There’s a major show of military force happening in the Indo-Pacific as the United States and its allies send a clear message to China: don’t test us, especially when it comes to Taiwan.
Australia is hosting its largest-ever military drill, Talisman Sabre, involving 35,000 troops from 19 countries.
“We’re doing this to prepare for deterrence, to prepare for peace, as well as to prepare for operating with our other teammates, our allies in a multi-nation operation slash exercise,” Bill Dunn, president of Strategic Resilience Group, told CBN News.
In addition to a show of force, it’s meant to strengthen how U.S. and allied forces work together, side by side, in complex air and amphibious missions.

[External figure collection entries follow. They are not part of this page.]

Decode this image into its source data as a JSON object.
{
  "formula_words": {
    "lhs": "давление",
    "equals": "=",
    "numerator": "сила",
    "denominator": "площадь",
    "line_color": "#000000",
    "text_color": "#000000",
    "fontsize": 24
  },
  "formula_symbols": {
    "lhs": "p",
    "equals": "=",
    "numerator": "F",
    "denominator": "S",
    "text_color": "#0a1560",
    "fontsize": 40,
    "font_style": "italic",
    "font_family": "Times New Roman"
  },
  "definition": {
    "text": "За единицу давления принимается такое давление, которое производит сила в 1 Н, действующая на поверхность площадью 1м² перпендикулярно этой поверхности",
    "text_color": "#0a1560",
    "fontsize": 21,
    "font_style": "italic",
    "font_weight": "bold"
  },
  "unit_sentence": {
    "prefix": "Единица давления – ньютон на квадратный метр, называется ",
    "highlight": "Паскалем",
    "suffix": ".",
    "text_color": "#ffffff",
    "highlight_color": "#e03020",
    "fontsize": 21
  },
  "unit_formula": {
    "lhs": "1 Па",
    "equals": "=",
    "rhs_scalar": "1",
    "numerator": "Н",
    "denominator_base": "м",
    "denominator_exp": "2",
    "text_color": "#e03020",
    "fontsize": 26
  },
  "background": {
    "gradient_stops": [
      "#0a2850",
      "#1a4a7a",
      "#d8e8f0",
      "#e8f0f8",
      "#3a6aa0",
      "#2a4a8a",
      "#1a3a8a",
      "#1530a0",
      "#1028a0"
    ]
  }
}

“When our adversaries see how easily we bring together all these nations, this many folks, and we operate in an extended exercise, they should see that we could quickly transmit that into combat if necessary,” Dunn said.

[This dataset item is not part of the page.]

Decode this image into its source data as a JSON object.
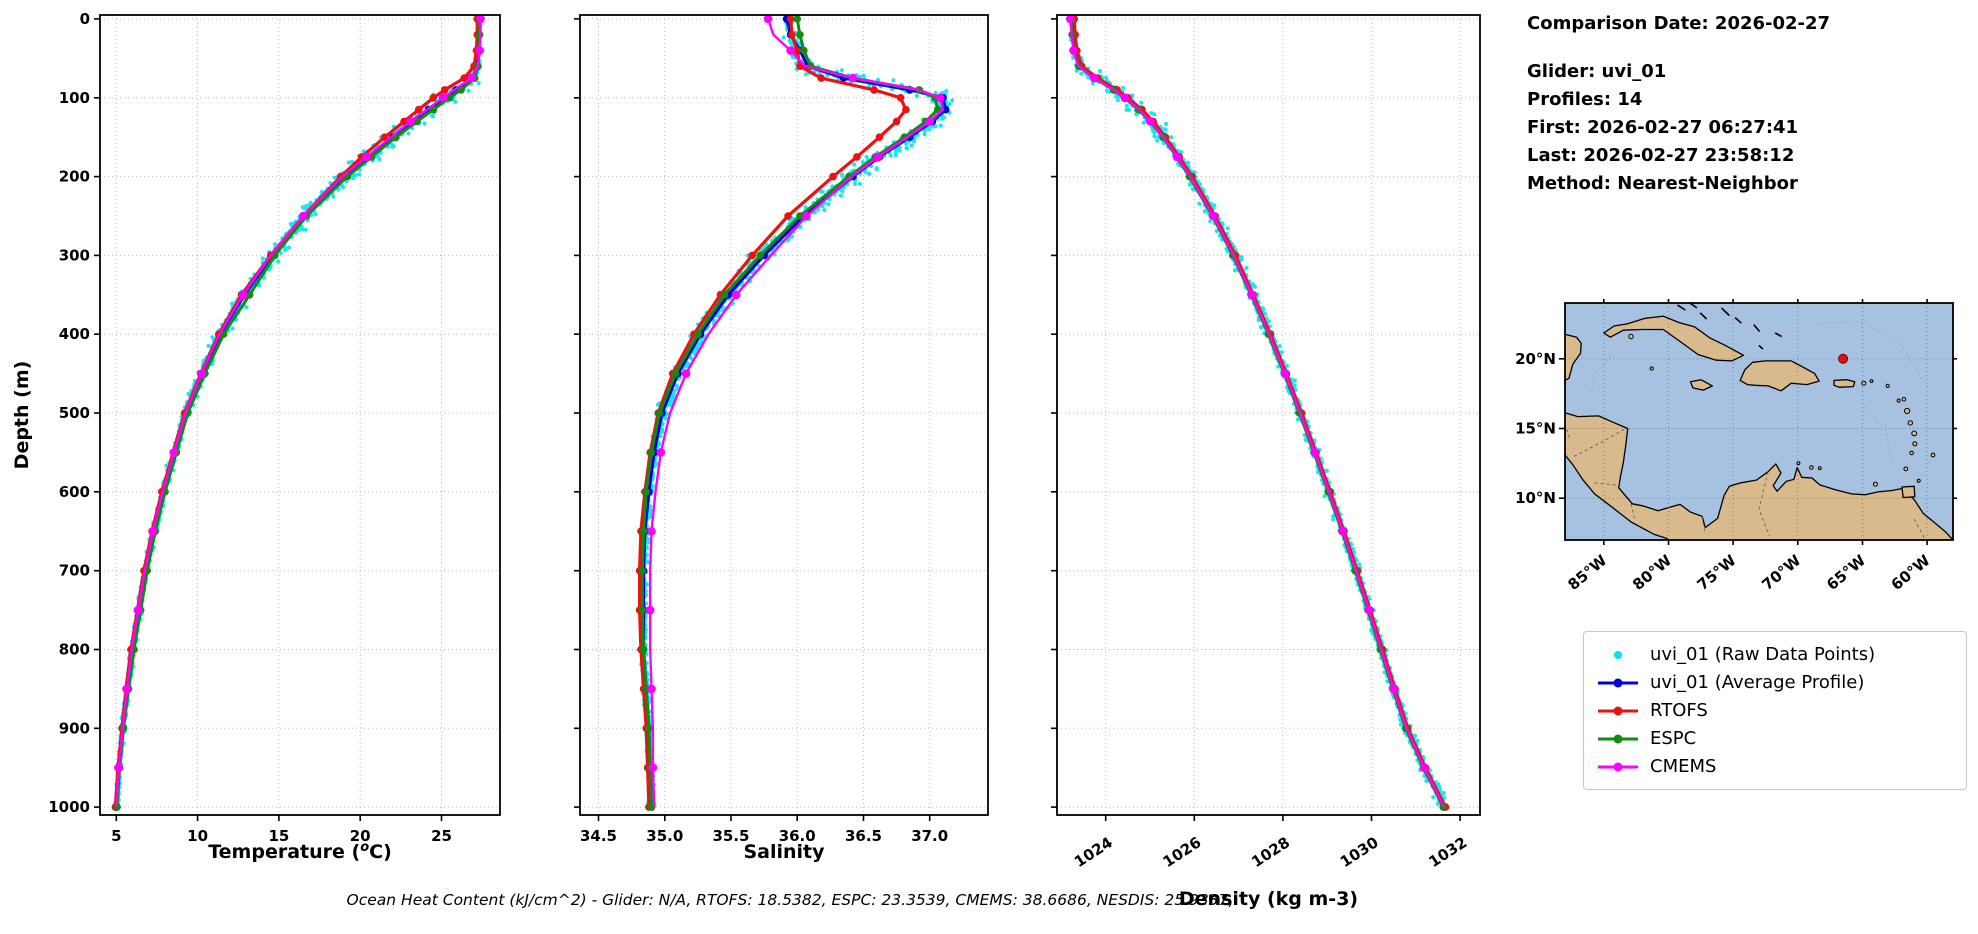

The goal: send a clear message to Beijing that any move on Taiwan won’t go unanswered.
“It’s us saying to China, you’re not just fighting Taiwan, you’re not just fighting Taiwan and the United States, but you’re fighting Taiwan, the United States, Japan, Australia,” said Mark Montgomery, with the Washington, D.C.-based Foundation for Defense of Democracies. “We have to send a strong signal that China you are a big country but you’re not going to be able to impose your will on Taiwan because the rest of us will counter you.”
And in a historic move, the U.S. Army fired its new Typhoon missile system in the Western Pacific, striking a sea target and showing China the region is well within reach of U.S. precision firepower.
“Deterrence is two things: It’s ‘I have the capability to stop you, and you understand that I am willing to do it,'” Montgomery explained to CBN News. “That willingness to do it, that credible level of deterrence comes from action, and that action is to be present.”
A presence Montgomery says China has spent decades trying to prevent.
“The Chinese have been spending aggressively over 30 years of constant investment and development in their forces with one aim: driving the United States out of the First and Second Island Chains,” said Montgomery.
The U.S. has countered with an enlarged military footprint: 55,000 troops in Japan, 28,000 in South Korea, 6,453 in Guam along with a new Marine base there and expanding access in the Philippines, where new airfields and ports allow rapid response and stealth F-35 deployments.
“What we are doing is trying to develop the Philippine ability to confront China in their air and maritime space,” Montgomery said.
All this comes as China pushes aggressive claims over nearly the entire South China Sea, including waters near the Philippines, Malaysia, and Vietnam.
“The Chinese treat their neighbors as, you know, vassal supplicant states. You know, we’re a big country. You’re a small country. Be quiet,” said Montgomery.
From Australia to Guam and the Philippines, the U.S. and its allies are drawing the line with a powerful display of a united front.
As Talisman Sabre wraps up, Washington and its partners are hoping Beijing gets the message.